アマガエルさんはドワーフで、クラスは賢者だそうだ。
小柄だとは思っていたが、ヒューマンじゃなかったのか。
しかし、賢者というのも、ちょっとレアなクラスらしい。
ちなみにヒヨコ丸さんは、やはりドワーフで狂戦士だった。
変態丸出しのアマガエルさんが賢者で、穏やかそうなヒヨコ丸さんが狂戦士とは、まだまだ人生は奥深い。
程なく個人チャットが承認され、アマガエルさんの声が返ってきた。
「トカゲさん、どうしました?」
「アマガエルさん、いま時間ありますか?」
「お?ついに、あたしのモノになる決心がつきましたか?」
「いやいやいや、そうじゃないんだけどね・・・」
やはりブレないね、アマガエルさん。
「実は、大事な情報があってね、それと引き換えに『鑑定』をいくつかお願いしたいんです」
「ほうほう。マジな話ですね?」
「うん。かなり真面目な話ですよ」
「分かった。ヒヨコも一緒でいい?」
「もちろん」
てな訳で指定されたのは、「少女たちの狂おしき永遠」が借りてるという宿屋の1室だった。
女性だけのギルドが集まって活動するとなれば、他のプレイヤーの目が届かないプライベート空間が必要なんだろうな。

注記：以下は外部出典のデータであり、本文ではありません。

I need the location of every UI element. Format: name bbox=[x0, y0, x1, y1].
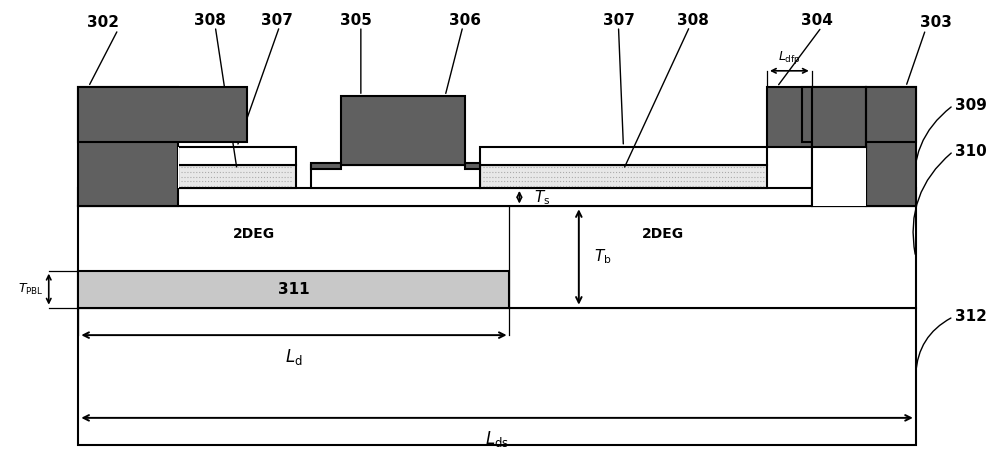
Text: 310: 310 bbox=[955, 144, 987, 159]
Text: 305: 305 bbox=[340, 13, 372, 28]
Bar bbox=[341, 96, 465, 165]
Text: 2DEG: 2DEG bbox=[642, 227, 684, 241]
Bar bbox=[311, 163, 341, 169]
Text: 307: 307 bbox=[603, 13, 634, 28]
Bar bbox=[78, 188, 916, 206]
Bar bbox=[78, 307, 916, 446]
Text: $L_\mathrm{d}$: $L_\mathrm{d}$ bbox=[285, 347, 303, 366]
Text: $T_\mathrm{PBL}$: $T_\mathrm{PBL}$ bbox=[18, 282, 44, 297]
Text: $L_\mathrm{ds}$: $L_\mathrm{ds}$ bbox=[485, 429, 509, 449]
Text: 308: 308 bbox=[677, 13, 709, 28]
Text: $L_\mathrm{dfp}$: $L_\mathrm{dfp}$ bbox=[778, 49, 801, 66]
Bar bbox=[812, 146, 866, 206]
Bar bbox=[78, 206, 916, 307]
Bar bbox=[178, 146, 296, 165]
Bar bbox=[78, 271, 509, 307]
Text: $T_\mathrm{b}$: $T_\mathrm{b}$ bbox=[594, 248, 611, 266]
Text: $T_\mathrm{s}$: $T_\mathrm{s}$ bbox=[534, 188, 551, 206]
Text: 311: 311 bbox=[278, 282, 310, 297]
Bar bbox=[311, 165, 480, 188]
Text: 304: 304 bbox=[801, 13, 833, 28]
Bar bbox=[812, 87, 866, 206]
Bar bbox=[480, 146, 767, 165]
Text: 306: 306 bbox=[449, 13, 481, 28]
Bar bbox=[465, 163, 480, 169]
Bar bbox=[480, 165, 767, 188]
Text: 312: 312 bbox=[955, 309, 987, 324]
Bar bbox=[78, 87, 178, 206]
Text: 308: 308 bbox=[194, 13, 226, 28]
Bar bbox=[178, 165, 296, 188]
Bar bbox=[78, 87, 247, 142]
Text: 303: 303 bbox=[920, 15, 951, 30]
Bar bbox=[767, 87, 812, 146]
Bar bbox=[802, 87, 916, 142]
Text: 307: 307 bbox=[261, 13, 293, 28]
Text: 309: 309 bbox=[955, 98, 987, 113]
Text: 302: 302 bbox=[87, 15, 119, 30]
Bar bbox=[866, 87, 916, 206]
Text: 2DEG: 2DEG bbox=[233, 227, 275, 241]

他のメンバーの姿はなく、2人ともリアルで見るようなラフな服を着ている。
「で、どうしました?」
「単刀直入に言うと、サハギンのダンジョンを見つけました」
「やはり、そうですか」
「あら、驚かないんですね」
「トカゲさんが海から上がってきたのを見たときに、ダンジョンが海の中にある可能性に思い至りました。その瞬間に、トカゲさんがダンジョンを見つけるんだなと・・・」
「あんた、オレに抱きつきながら、そんな鋭いこと考えてたのか」
ニコニコと笑うアマガエルさん。
やっぱ、ただの変態じゃないよ、この人。
「それで、鑑定するのは、ダンジョンでの収穫物ですね」
「うん」
答えると、装備をダンジョンでゲットした物に変更する。
両手槍。片手剣。軽鎧。籠手。首飾り。次々と装備していくと、ヒヨコ丸さんの目がどんどん丸くなっていった。面白い顔芸だ。
「あと、魔法スクロールが1つある」
「カッコいいですよ、トカゲさん・・・」
アマガエルさんが、ちょっとハアハアし始めている。
早く鑑定を済ませてもらった方が、良さそうだ。
「アマガエルさんが逝っちゃう前に、鑑定済ませてもらっていい?」
「カエル、あとの話はあたしが聞くから、鑑定済ませてあげて」
「ら、らじゃ~」
アマガエルさんがちょっとヨダレを垂らしたまま、それでも失敗せずに鑑定を済ましてくれた。
有能なのは間違いないんだよね。
鑑定結果は、以下の通り。
〇【水王の剣】ランク7(ユニーク):片手剣。攻撃力54。水中戦闘時、行動速度アップ。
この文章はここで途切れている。